12 julho 2016

ESTRATÉGIAS


Quando a crise veio para ficar, até os melros tiveram de alterar os seus hábitos alimentares. Como dizia nessa altura (http://upfc-colmeal.gois.blogspot.pt, 12 setembro de 2009), de repente, passaram a comer trinca de arroz e outros cereais, competindo com os restantes passaritos no consumo guloso dos mimos que lhes deitava, no chão. Eles que são omnívoros, mas preferem bichitos e gostam de os procurar, esgaravatando com o bico amarelo vivo dos machos e desmaiado das fêmeas!
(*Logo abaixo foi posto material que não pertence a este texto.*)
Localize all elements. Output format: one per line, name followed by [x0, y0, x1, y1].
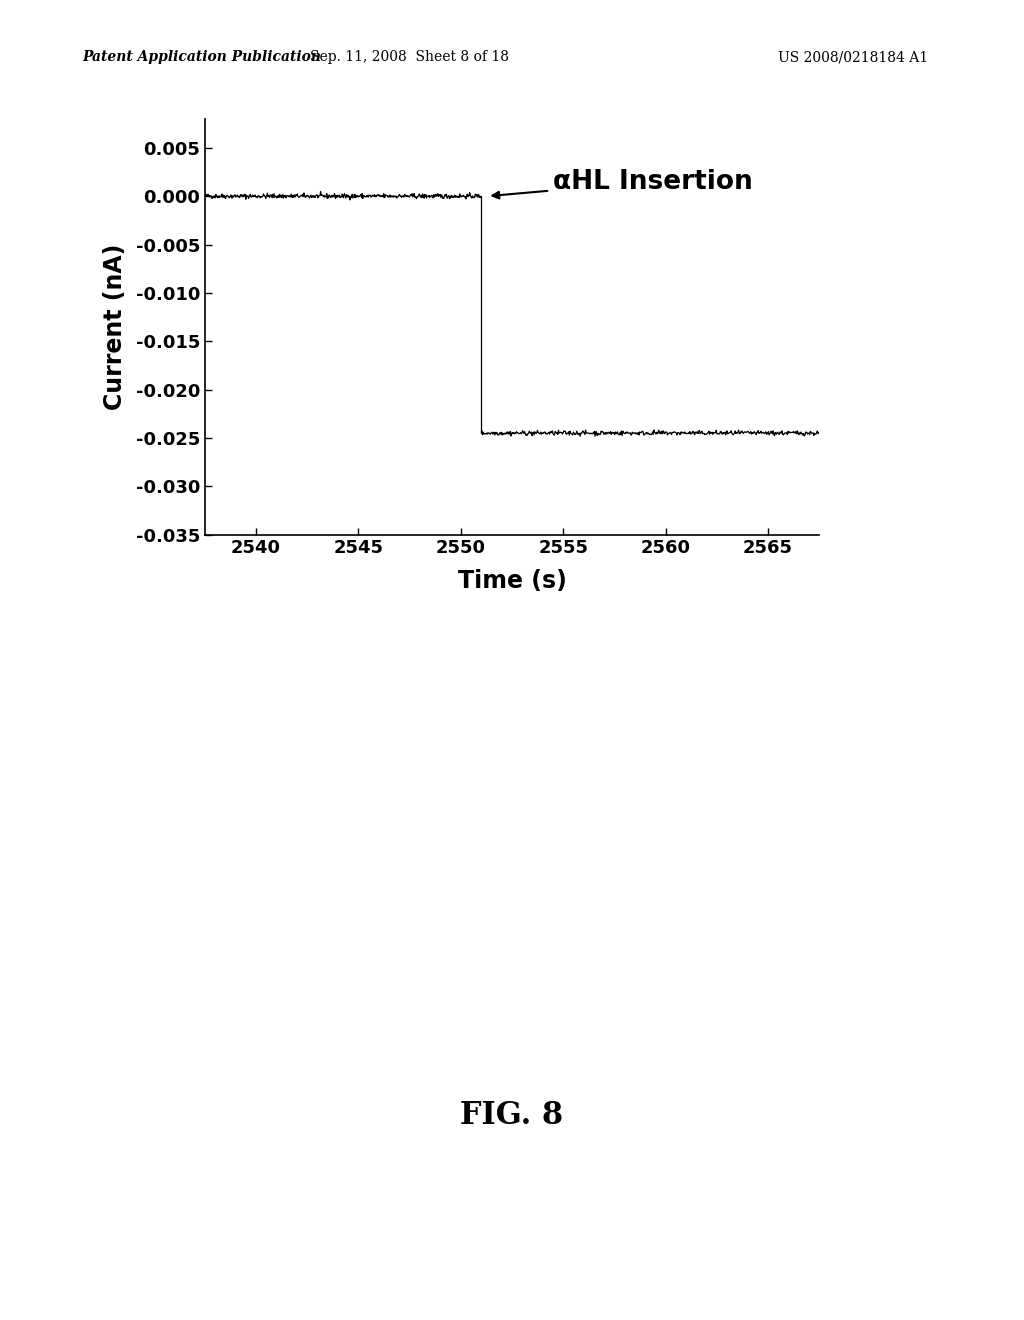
Text: αHL Insertion: αHL Insertion [493, 169, 753, 198]
Text: US 2008/0218184 A1: US 2008/0218184 A1 [778, 50, 929, 65]
Text: FIG. 8: FIG. 8 [461, 1100, 563, 1131]
X-axis label: Time (s): Time (s) [458, 569, 566, 593]
Text: Patent Application Publication: Patent Application Publication [82, 50, 321, 65]
Y-axis label: Current (nA): Current (nA) [103, 243, 127, 411]
Text: Sep. 11, 2008  Sheet 8 of 18: Sep. 11, 2008 Sheet 8 of 18 [310, 50, 509, 65]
No tempo deles, uns morangos também servem!





Entretanto, na tentativa de proteger os pássaros da voracidade astuta dos gatos, improvisei - a carpintaria não é o meu forte! - um comedouro alto, onde passei a pôr-lhes a comida. Deste modo, mitiguei a vulnerabilidade dos pardais e afins, mas reacendi a desconfiança dos melros, que deixaram de comer. Bajoujas! Como se não comessem cerejas em cima da árvore! Paradoxalmente, sendo eles que costumam ser parasitados, deram em aproveitar as migalhas que a pequenada atira ao chão, ao pousar e ao levantar voo, apressada, do comedouro exíguo. Sempre com medo de avezar de novo os gatos, deliberadamente, eu própria costumo deixar cair alguma coisa quando reabasteço o comedouro. Bastante injusto, convenhamos, considerando o tamanho dos comensais de cima e de baixo! Ou não, já que os pequenos são em muito maior número e diversidade. Como sempre!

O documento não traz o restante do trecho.